Kendall Coffey Quotes


President Trump Prioritizing Selecting Federal Judges Who May Challenge the Administrative State

White House Counsel Don McCahn recently announced that President Trump will prioritize selecting federal judges who may challenge the federal administrative bureaucracy sometimes referred to as the “Administrative State.” The spiraling growth of federal agencies such as the Environmental Protection Agency or the Federal Trade Commission may seem unstoppable and yet their growing power raises important legal questions.

Some view the question concerning federal agencies such as the EPA as an issue between conservative Republicans and liberal Democrats. But this should not be a partisan political debate.

In legal terms, a giant  question has been whether courts or agencies should decide a certain category of legal issues whenever federal statutes do not have clear language. Inevitably, many federal laws have provisions that are not clear or that do not cover all possibilities.

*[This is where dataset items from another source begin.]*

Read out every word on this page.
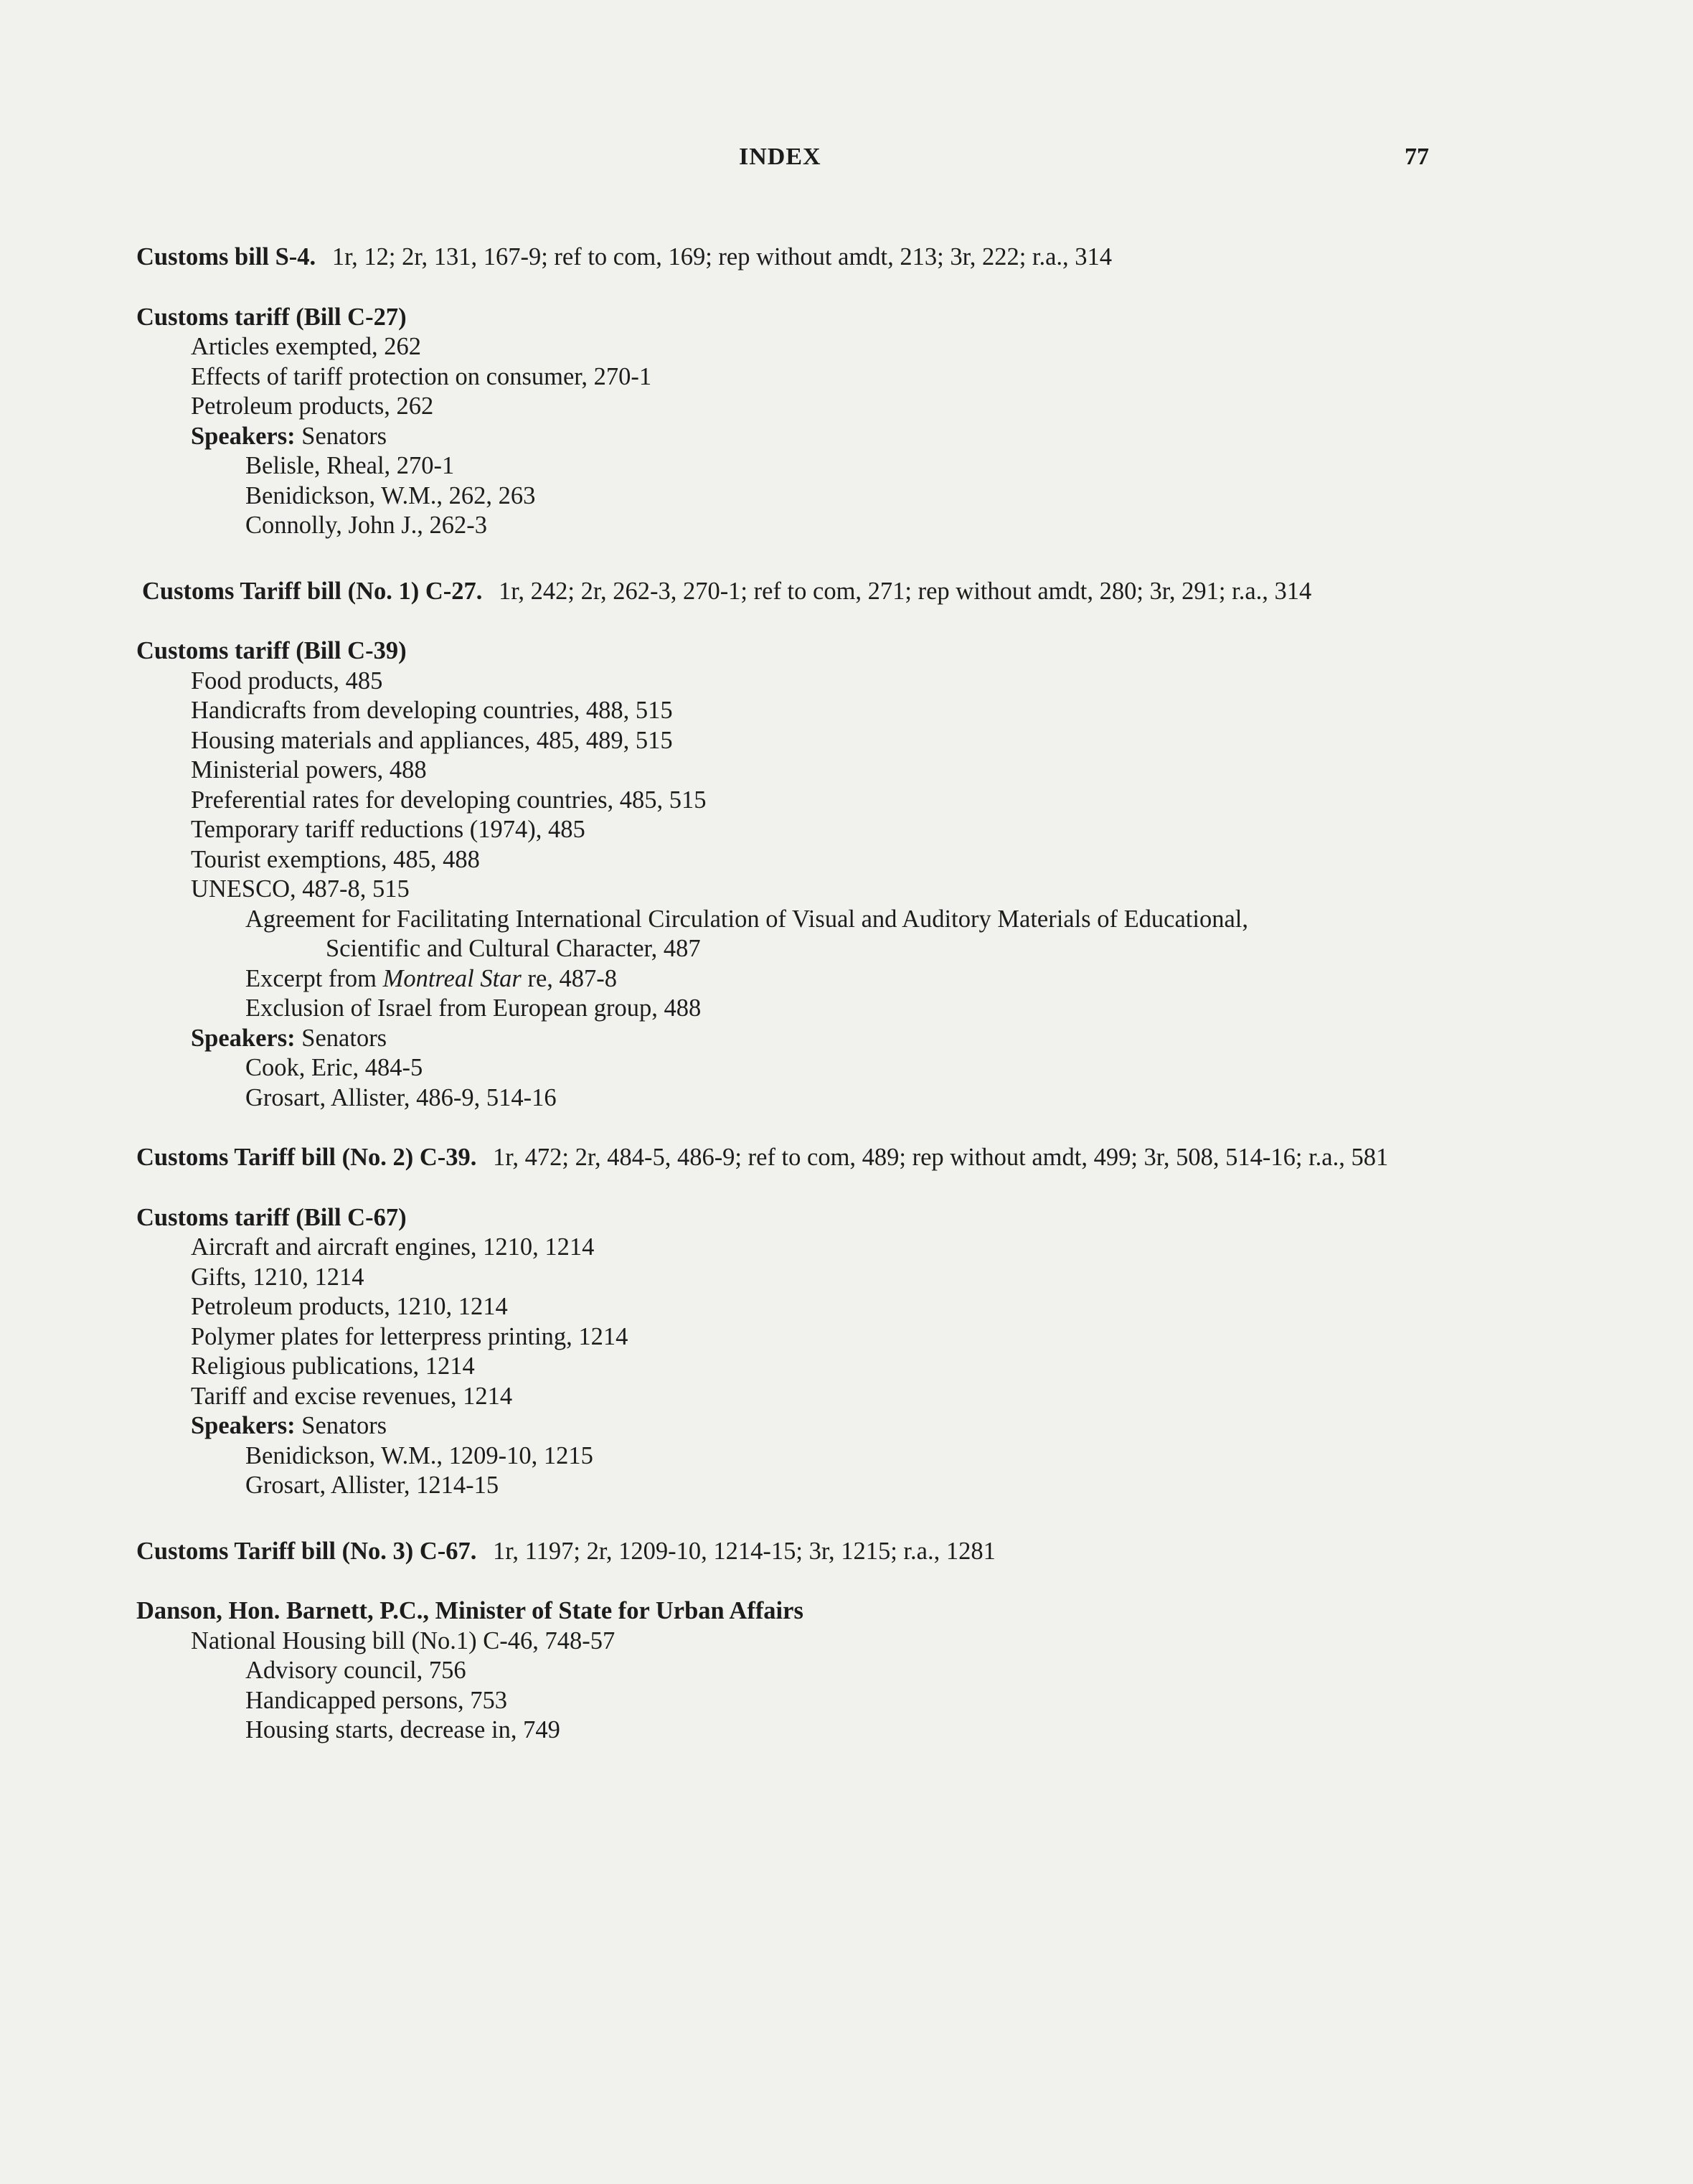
INDEX	77
Customs bill S-4. 1r, 12; 2r, 131, 167-9; ref to com, 169; rep without amdt, 213; 3r, 222; r.a., 314
Customs tariff (Bill C-27)
Articles exempted, 262
Effects of tariff protection on consumer, 270-1
Petroleum products, 262
Speakers: Senators
Belisle, Rheal, 270-1
Benidickson, W.M., 262, 263
Connolly, John J., 262-3
Customs Tariff bill (No. 1) C-27. 1r, 242; 2r, 262-3, 270-1; ref to com, 271; rep without amdt, 280; 3r, 291; r.a., 314
Customs tariff (Bill C-39)
Food products, 485
Handicrafts from developing countries, 488, 515
Housing materials and appliances, 485, 489, 515
Ministerial powers, 488
Preferential rates for developing countries, 485, 515
Temporary tariff reductions (1974), 485
Tourist exemptions, 485, 488
UNESCO, 487-8, 515
Agreement for Facilitating International Circulation of Visual and Auditory Materials of Educational,
Scientific and Cultural Character, 487
Excerpt from Montreal Star re, 487-8
Exclusion of Israel from European group, 488
Speakers: Senators
Cook, Eric, 484-5
Grosart, Allister, 486-9, 514-16
Customs Tariff bill (No. 2) C-39. 1r, 472; 2r, 484-5, 486-9; ref to com, 489; rep without amdt, 499; 3r, 508, 514-16; r.a., 581
Customs tariff (Bill C-67)
Aircraft and aircraft engines, 1210, 1214
Gifts, 1210, 1214
Petroleum products, 1210, 1214
Polymer plates for letterpress printing, 1214
Religious publications, 1214
Tariff and excise revenues, 1214
Speakers: Senators
Benidickson, W.M., 1209-10, 1215
Grosart, Allister, 1214-15
Customs Tariff bill (No. 3) C-67. 1r, 1197; 2r, 1209-10, 1214-15; 3r, 1215; r.a., 1281
Danson, Hon. Barnett, P.C., Minister of State for Urban Affairs
National Housing bill (No.1) C-46, 748-57
Advisory council, 756
Handicapped persons, 753
Housing starts, decrease in, 749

Based on the Chevron  decision by the Supreme Court, federal courts are not to decide certain legal issues and instead should allow the agencies headed by the politically appointed to make legal interpretations that may otherwise be made by judges. As a result , this Chevron issue is essentially a question of who decided -of judicial decision-making by independent judges as opposed to agency decision by political appointees concerning the meaning of the law.

Supporters of agency legal decision-making may point to the expertise of, for example, the Environmental Protection Agency on environmental issues. Others contend, however, that issues of law belong entirely to the independent federal judiciary. The White House apparently favors having certain legal questions presently being decided by federal agencies instead to be decided by federal judges.

Emphasizing respect for the role of federal judges over federal agencies is not a partisan political issue. Instead, it reaches deeply into the fundamental principles of the U.S. Constitution.